My Collaboratory colleague in Mississippi noted that fear is a major factor for many, and also pointed out that sometimes other motives play into colleagues’ unwillingness to consider new ideas, such as racist or classist expectations about what students can and cannot accomplish.
I can tell you this: Within my first few months of teaching, I assumed too much. I assumed everyone was gung-ho about traditional grading practices and punitive discipline. I assumed most teachers would post lengthy lists of classroom rules, instead of creating dialogue with students about creating collaborative, caring classroom spaces. If I had led my interactions with more questions, I’d have gotten a better understanding of my colleagues’ philosophies, and perhaps gained some allies as I tried to broadcast contentious ideas that ran counter to the status quo.
I now understand that listening and learning from others—rather than making assumptions—is key to local influence, whether as a writer or some other kind of leader.
Assess Your Own Priorities
On some level, advocacy—especially local advocacy—requires us to make highly personal decisions about what we value and what we’re willing to risk.
“I think sometimes you know the time has come and the issue is so right you can’t do anything but ‘stir the pot,’” said Lalla in Florida. “The mind and body are powerful. When I feel ‘it’ in my gut, know ‘it’ in my heart, see ‘it’ in my classroom, and the noise of ‘it’ in my head keeps me awake at night, I can’t be silent.”
Brad teaches in my own state. He knows what his “it” is: advocating that Kentucky teachers must lead teacher effectiveness. “There is no time for passivity; #ourkidscantwait and neither can we,” he stated on reading this discussion about local debates.
“In most cases, I’d rather speak out than stay quiet,” noted Ernie, a Nevada teacher. “I wonder what state our education system might be in if teachers were emboldened to speak out more often. After all, if I were fired tomorrow, I’d have a lot more time to sit and write … and possibly have my criticisms published on a national level! I’d prefer to be teaching, but I wonder if one day I’ll step over the line just a bit too far!”
I confess I’m now most comfortable launching my thoughts out into the Internet, especially since my early attempts to advocate at the local level fell flat. The world of Twitter-connected teachers, writers, and CTQ bloggers is heavily populated with inquisitive educators willing to tinker, tweak, and refine their practice. Many of us find comfort in having this space to bounce ideas off one another and to engage in debates mediated by a screen. Disagreements happen, but they aren’t so visceral.

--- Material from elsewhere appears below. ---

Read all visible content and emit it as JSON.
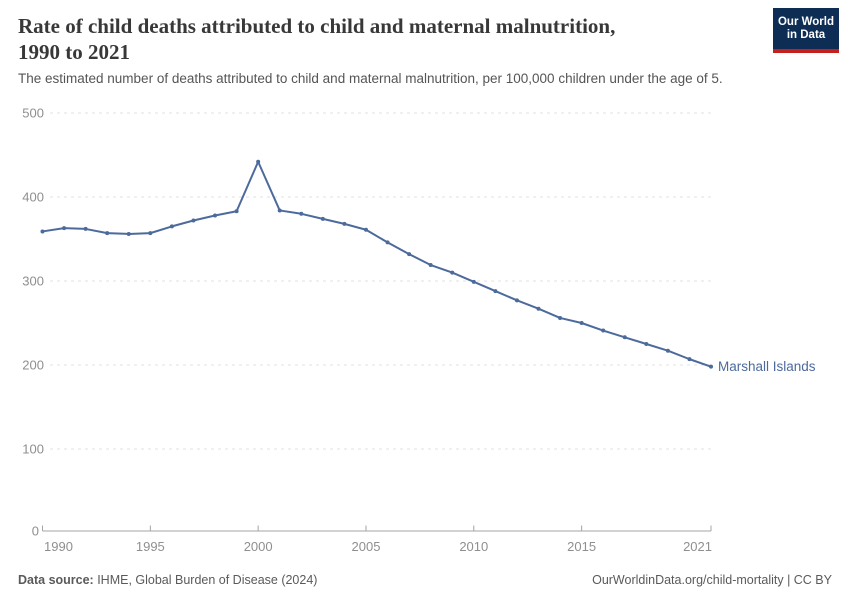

But I can’t avoid it: Many issues must be discussed at the local level. I’m making a resolution to increase the number of “constructive conversations” I take part in during the remainder of the school year. I’m grateful to my online networks for having provided me with the opportunity to reflect on the importance—and difficulty—of having constructive debates.
After all, teacher leaders must be bold enough to be heard, even if it’s challenging to whittle down our priorities to that one idea worth fighting for, a thought echoed by a Kentucky language arts teacher: “We can pick so many different hills to die on; how do we decide which ones to charge? The only thing I do know is that we have to pick something.”
What are some lessons you’ve learned from engaging in local debates? As a teacher leader, do you feel an impulse, or perhaps a responsibility, to make your voice heard?